Windparks are paid even power that doesn’t get delivered. (Photo by: Philip May. GNU-Lizenz für freie Dokumentation,)
But what happens when the sun shines and the wind blows too much, and the power companies don’t need the power?
Answer: the power companies ask the green producers to stop production. But now comes the hitch: If the power companies don’t need the power, German law still requires the power companies to pay green producers for the energy that they would have produced had they not been asked to shut down. Therefore solar panel and windfarm operators get money whether they produce or not. No risks!
One example, according to leading German daily Bild here, is a windfarm operated by Green Party activist Reinhard Christiansen (58). The “Bürgerwindpark” (People’s Windpark), which was built 12 years ago for €8.5 million, at times produces more energy than E.ON power company actually needs, and thus often gets asked to shut down. However, E.ON must pay for the ungenerated power.
The result? Consumers have to pay for the electricity that never gets delivered, let alone consumed! So far Christiansen has hauled in 2.5 million euros ($3 million) for “phantom electric power”.
Bild quotes Christiansen:
We can sell a lot more power than what the power company is able to accept.“
The ‘People’s Windpark’ pulled in 2.5 million euros for compensation for power that could have been generated but could not be used because of a lack of grid capacity.”
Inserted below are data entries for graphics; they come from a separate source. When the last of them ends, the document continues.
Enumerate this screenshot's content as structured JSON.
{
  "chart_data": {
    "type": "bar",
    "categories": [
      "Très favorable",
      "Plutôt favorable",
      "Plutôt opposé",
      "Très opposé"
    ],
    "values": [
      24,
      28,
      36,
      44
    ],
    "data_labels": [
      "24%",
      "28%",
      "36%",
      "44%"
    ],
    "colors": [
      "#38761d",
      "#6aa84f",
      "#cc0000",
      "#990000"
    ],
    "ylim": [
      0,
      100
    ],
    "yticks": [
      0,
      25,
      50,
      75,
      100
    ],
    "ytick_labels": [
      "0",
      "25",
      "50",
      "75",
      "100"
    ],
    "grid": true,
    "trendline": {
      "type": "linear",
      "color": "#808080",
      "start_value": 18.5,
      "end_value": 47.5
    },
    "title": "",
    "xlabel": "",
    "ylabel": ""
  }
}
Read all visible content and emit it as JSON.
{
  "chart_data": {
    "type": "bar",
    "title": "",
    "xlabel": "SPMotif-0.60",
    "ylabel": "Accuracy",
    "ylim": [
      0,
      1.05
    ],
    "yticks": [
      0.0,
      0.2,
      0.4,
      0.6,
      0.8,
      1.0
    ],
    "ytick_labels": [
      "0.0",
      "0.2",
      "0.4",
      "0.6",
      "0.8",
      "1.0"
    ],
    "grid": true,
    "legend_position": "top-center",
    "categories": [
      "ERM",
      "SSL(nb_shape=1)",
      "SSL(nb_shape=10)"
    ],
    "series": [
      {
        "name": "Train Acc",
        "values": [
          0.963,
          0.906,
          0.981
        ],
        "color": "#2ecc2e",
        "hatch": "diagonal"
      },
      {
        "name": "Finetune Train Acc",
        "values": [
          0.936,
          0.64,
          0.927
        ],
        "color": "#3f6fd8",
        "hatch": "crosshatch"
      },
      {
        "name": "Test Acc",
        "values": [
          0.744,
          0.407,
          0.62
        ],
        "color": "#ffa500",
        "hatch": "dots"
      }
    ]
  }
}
Bild writes that this is no isolated incident and that Germany’s Feed-In Act has led to a flurry of bizarre incidences where millions get paid out for “phantom electric power”.
In 2010, 10.2 million euros were paid out, and the trend is exploding upwards. Bild quotes a confidential internal government document:
For a midsize windpark, amounts in the neighborhood of well over 100 million euros can be reached quickly.“
In the end the crazy thing is that it’s again the consumers who wind up paying for power that never gets used.”
In Germany, it is not uncommon for the mayor and city officials to get in on the profiteering, often pushing windfarm projects through against the stiff resistance of local citizens. It’s a business fraught with corruption and shady deals. Welcome to Germany’s Energiewende (energy transformation) where a few are laughing their way to the bank, and the rest are being taken to the cleaners.